Garage doors that are more than 8 feet wide are the most vulnerable. For this size garage door, install permanent wood or metal stiffeners. Or contact the door manufacturer’s technical staff for recommendations about temporary center supports you can attach and remove easily when severe weather threatens.
Roofs: If you are replacing your roof, take steps to ensure that both the new roof covering and the sheathing it attaches to will resist high winds. Your roofing contractor should:
- Remove old coverings down to the bare wood sheathing.
- Remove enough sheathing to confirm that rafters and trusses are securely connected to the walls.
- Replace damaged sheathing.
- Re-fasten existing sheathing according to the proper fastening schedule outlined in the current model building code for high-wind regions.
- Install a roof covering designed to resist high winds.
- Seal all roof sheathing joints with self-stick rubberized asphalt tape to provide a secondary moisture barrier.
If you want to give your roof sheathing added protection, but it’s not time to re-roof, glue the sheathing to the rafters and trusses. Use an adhesive that conforms to Performance Specification AFG-01 developed by APA — The Engineered Wood Association, which you can find at any hardware store or home improvement center.
Gables: Make certain the end wall of a gable roof is braced properly to resist high winds. Check the current model building code for high-wind regions for appropriate guidance, or consult a qualified architect or engineer.

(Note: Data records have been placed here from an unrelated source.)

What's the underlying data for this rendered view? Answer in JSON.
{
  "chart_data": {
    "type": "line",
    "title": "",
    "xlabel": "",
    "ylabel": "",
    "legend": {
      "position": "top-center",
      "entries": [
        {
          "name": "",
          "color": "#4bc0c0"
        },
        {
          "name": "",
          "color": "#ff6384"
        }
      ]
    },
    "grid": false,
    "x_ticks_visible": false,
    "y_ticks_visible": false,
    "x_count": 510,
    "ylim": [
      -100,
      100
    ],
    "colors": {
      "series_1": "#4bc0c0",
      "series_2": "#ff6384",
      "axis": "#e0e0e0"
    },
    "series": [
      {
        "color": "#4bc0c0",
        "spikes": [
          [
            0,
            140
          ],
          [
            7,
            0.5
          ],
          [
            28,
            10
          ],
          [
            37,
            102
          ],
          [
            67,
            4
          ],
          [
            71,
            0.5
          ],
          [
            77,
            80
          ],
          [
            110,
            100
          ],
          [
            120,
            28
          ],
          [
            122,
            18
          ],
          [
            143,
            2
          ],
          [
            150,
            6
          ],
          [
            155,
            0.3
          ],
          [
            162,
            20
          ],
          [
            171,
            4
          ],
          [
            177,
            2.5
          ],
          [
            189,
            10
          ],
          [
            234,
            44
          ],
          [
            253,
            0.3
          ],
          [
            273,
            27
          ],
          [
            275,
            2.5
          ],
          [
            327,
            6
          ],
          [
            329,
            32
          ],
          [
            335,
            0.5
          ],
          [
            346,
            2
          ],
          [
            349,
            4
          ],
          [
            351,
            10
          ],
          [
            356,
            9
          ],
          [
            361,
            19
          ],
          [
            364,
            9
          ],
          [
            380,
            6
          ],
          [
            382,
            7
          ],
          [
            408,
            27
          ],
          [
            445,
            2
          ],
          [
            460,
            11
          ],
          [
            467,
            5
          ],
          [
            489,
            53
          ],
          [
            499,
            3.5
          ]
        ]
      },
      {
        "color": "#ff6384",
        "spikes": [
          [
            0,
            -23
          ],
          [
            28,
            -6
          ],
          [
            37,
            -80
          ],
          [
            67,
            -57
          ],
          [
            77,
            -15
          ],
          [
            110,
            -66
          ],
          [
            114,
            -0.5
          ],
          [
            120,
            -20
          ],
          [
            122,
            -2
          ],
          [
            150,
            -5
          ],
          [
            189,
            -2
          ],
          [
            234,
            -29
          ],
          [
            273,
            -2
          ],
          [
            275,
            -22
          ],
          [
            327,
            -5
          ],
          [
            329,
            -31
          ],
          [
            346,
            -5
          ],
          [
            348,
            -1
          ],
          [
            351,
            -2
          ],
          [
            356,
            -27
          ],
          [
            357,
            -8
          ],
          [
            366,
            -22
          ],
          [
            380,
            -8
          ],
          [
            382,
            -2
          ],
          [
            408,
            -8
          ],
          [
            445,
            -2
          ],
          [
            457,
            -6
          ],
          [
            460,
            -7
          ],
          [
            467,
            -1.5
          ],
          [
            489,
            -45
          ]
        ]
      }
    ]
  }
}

Connections: The points where the roof and the foundation meet the walls of your home are extremely important if your house is to resist high winds and the pressures they place on the entire structure.
- Anchor the roof to the walls with metal clips and straps (most easily added when you replace your roof).
- Make certain the walls are properly anchored to the foundation. A registered design professional can determine if these joints need retrofitting, and a qualified contractor can perform the work the design professional identifies.
- If your house has more than one story, make certain the upper story wall framing is firmly connected to the lower framing. The best time to do this is when you remodel.